The chorus continued in the eighteenth century, the nineteenth, the twentieth. It continues still. Among the voices are Charles Dickens, who wrote of the solitary confinement inflicted upon people incarcerated at Philadelphia’s Eastern State Penitentiary, “I hold this slow and daily tampering with the mysteries of the brain, to be immeasurably worse than any torture of the body.” Stefan Zweig’s haunting 1942 novella A Chess Story imagines a totalitarian regime breaking a person by locking him in a comfortable yet utterly featureless room. Solitary is condemned in the findings of the United Nations special rapporteur on torture, the United Nations Committee on Torture, Amnesty International, and the European Committee for the Prevention of Torture. And above all by the testimony of survivors, from Wole Soyinka to Albert Woodfox to Sarah Shourd.

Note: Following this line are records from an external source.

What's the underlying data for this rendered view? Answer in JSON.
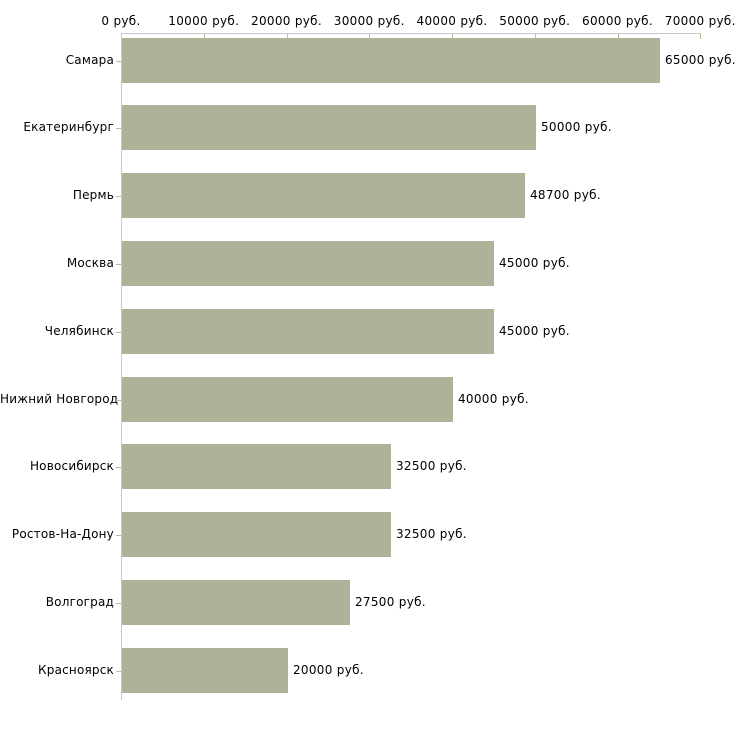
{
  "colors": {
    "background": "#ffffff",
    "bar": "#adb299",
    "axis": "#c8c8c8",
    "tick": "#b8bd9c",
    "text": "#000000"
  },
  "chart_data": {
    "type": "bar",
    "orientation": "horizontal",
    "title": "",
    "xlabel": "",
    "ylabel": "",
    "unit": "руб.",
    "grid": false,
    "legend": null,
    "xlim": [
      0,
      70000
    ],
    "x_tick_values": [
      0,
      10000,
      20000,
      30000,
      40000,
      50000,
      60000,
      70000
    ],
    "x_tick_labels": [
      "0 руб.",
      "10000 руб.",
      "20000 руб.",
      "30000 руб.",
      "40000 руб.",
      "50000 руб.",
      "60000 руб.",
      "70000 руб."
    ],
    "categories": [
      "Самара",
      "Екатеринбург",
      "Пермь",
      "Москва",
      "Челябинск",
      "Нижний Новгород",
      "Новосибирск",
      "Ростов-На-Дону",
      "Волгоград",
      "Красноярск"
    ],
    "values": [
      65000,
      50000,
      48700,
      45000,
      45000,
      40000,
      32500,
      32500,
      27500,
      20000
    ],
    "value_labels": [
      "65000 руб.",
      "50000 руб.",
      "48700 руб.",
      "45000 руб.",
      "45000 руб.",
      "40000 руб.",
      "32500 руб.",
      "32500 руб.",
      "27500 руб.",
      "20000 руб."
    ]
  }
}
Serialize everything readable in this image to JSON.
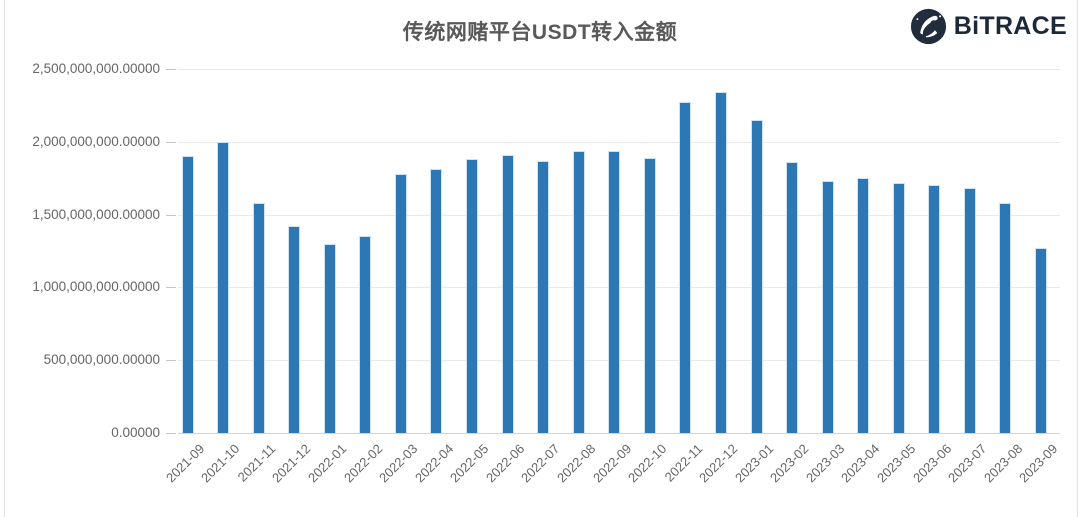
{
  "header": {
    "logo_text": "BiTRACE",
    "logo_icon": "globe-swoosh-icon",
    "logo_color": "#1d2838"
  },
  "chart_data": {
    "type": "bar",
    "title": "传统网赌平台USDT转入金额",
    "xlabel": "",
    "ylabel": "",
    "legend": "none",
    "grid": true,
    "ylim": [
      0,
      2500000000
    ],
    "bar_color": "#2e77b5",
    "grid_color": "#e8e8e8",
    "axis_color": "#d3d3d3",
    "label_color": "#666666",
    "title_color": "#595959",
    "y_ticks": [
      {
        "value": 0,
        "label": "0.00000"
      },
      {
        "value": 500000000,
        "label": "500,000,000.00000"
      },
      {
        "value": 1000000000,
        "label": "1,000,000,000.00000"
      },
      {
        "value": 1500000000,
        "label": "1,500,000,000.00000"
      },
      {
        "value": 2000000000,
        "label": "2,000,000,000.00000"
      },
      {
        "value": 2500000000,
        "label": "2,500,000,000.00000"
      }
    ],
    "categories": [
      "2021-09",
      "2021-10",
      "2021-11",
      "2021-12",
      "2022-01",
      "2022-02",
      "2022-03",
      "2022-04",
      "2022-05",
      "2022-06",
      "2022-07",
      "2022-08",
      "2022-09",
      "2022-10",
      "2022-11",
      "2022-12",
      "2023-01",
      "2023-02",
      "2023-03",
      "2023-04",
      "2023-05",
      "2023-06",
      "2023-07",
      "2023-08",
      "2023-09"
    ],
    "values": [
      1900000000,
      2000000000,
      1580000000,
      1420000000,
      1300000000,
      1350000000,
      1780000000,
      1810000000,
      1880000000,
      1910000000,
      1870000000,
      1940000000,
      1940000000,
      1890000000,
      2270000000,
      2340000000,
      2150000000,
      1860000000,
      1730000000,
      1750000000,
      1720000000,
      1700000000,
      1680000000,
      1580000000,
      1270000000
    ]
  }
}
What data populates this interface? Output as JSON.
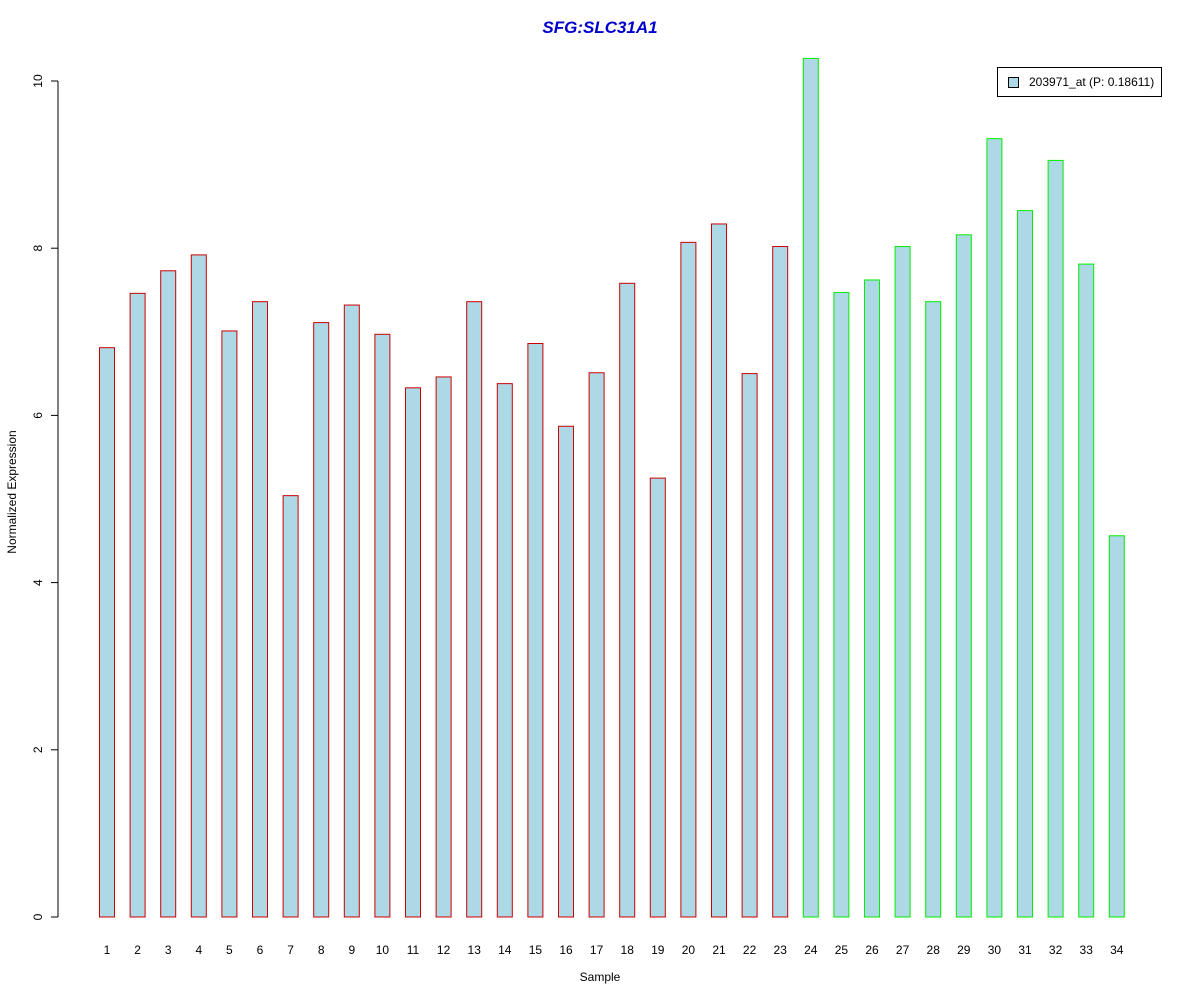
{
  "chart_data": {
    "type": "bar",
    "title": "SFG:SLC31A1",
    "xlabel": "Sample",
    "ylabel": "Normalized Expression",
    "ylim": [
      0,
      10.3
    ],
    "yticks": [
      "0",
      "2",
      "4",
      "6",
      "8",
      "10"
    ],
    "categories": [
      "1",
      "2",
      "3",
      "4",
      "5",
      "6",
      "7",
      "8",
      "9",
      "10",
      "11",
      "12",
      "13",
      "14",
      "15",
      "16",
      "17",
      "18",
      "19",
      "20",
      "21",
      "22",
      "23",
      "24",
      "25",
      "26",
      "27",
      "28",
      "29",
      "30",
      "31",
      "32",
      "33",
      "34"
    ],
    "series": [
      {
        "name": "203971_at (P: 0.18611)",
        "fill": "#add8e6",
        "values": [
          6.81,
          7.46,
          7.73,
          7.92,
          7.01,
          7.36,
          5.04,
          7.11,
          7.32,
          6.97,
          6.33,
          6.46,
          7.36,
          6.38,
          6.86,
          5.87,
          6.51,
          7.58,
          5.25,
          8.07,
          8.29,
          6.5,
          8.02,
          10.27,
          7.47,
          7.62,
          8.02,
          7.36,
          8.16,
          9.31,
          8.45,
          9.05,
          7.81,
          4.56
        ]
      }
    ],
    "group_colors": {
      "group1": "#cc0000",
      "group2": "#00ee00"
    },
    "group_split_after": 23,
    "legend_position": "top-right",
    "grid": false
  }
}
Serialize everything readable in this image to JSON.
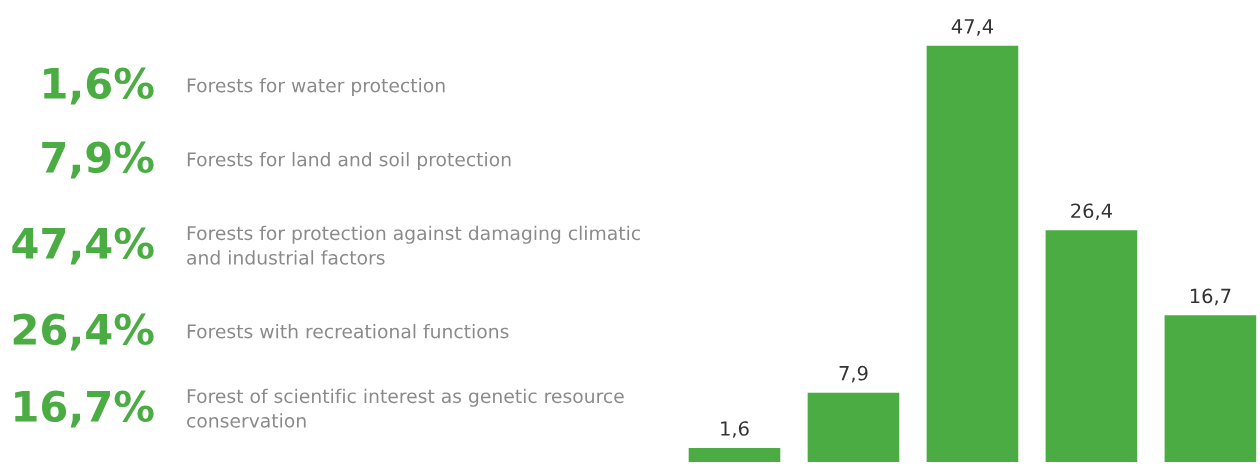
{
  "chart_data": {
    "type": "bar",
    "categories": [
      null,
      null,
      null,
      null,
      null
    ],
    "values": [
      1.6,
      7.9,
      47.4,
      26.4,
      16.7
    ],
    "value_labels": [
      "1,6",
      "7,9",
      "47,4",
      "26,4",
      "16,7"
    ],
    "annotations": [
      "1,6%",
      "Forests for water protection",
      "7,9%",
      "Forests for land and soil protection",
      "47,4%",
      "Forests for protection against damaging climatic and industrial factors",
      "26,4%",
      "Forests with recreational functions",
      "16,7%",
      "Forest of scientific interest as genetic resource conservation"
    ],
    "color": "#4aac42",
    "tick_labels": false
  }
}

The tradition that began with Suetonius is a promise and a demand. The promise is that people can understand. It requires no special expertise, no particular creed or commitment, to recognize what solitary confinement is. The reality of its awful violence will assert itself. The demand is that we call things by their rightful names. We must choose whether we shall trust Galand or his victims. Suetonius did not look away from the violence Tiberius had committed. Nor did Commynes. Nor did Procopius. Nor must we.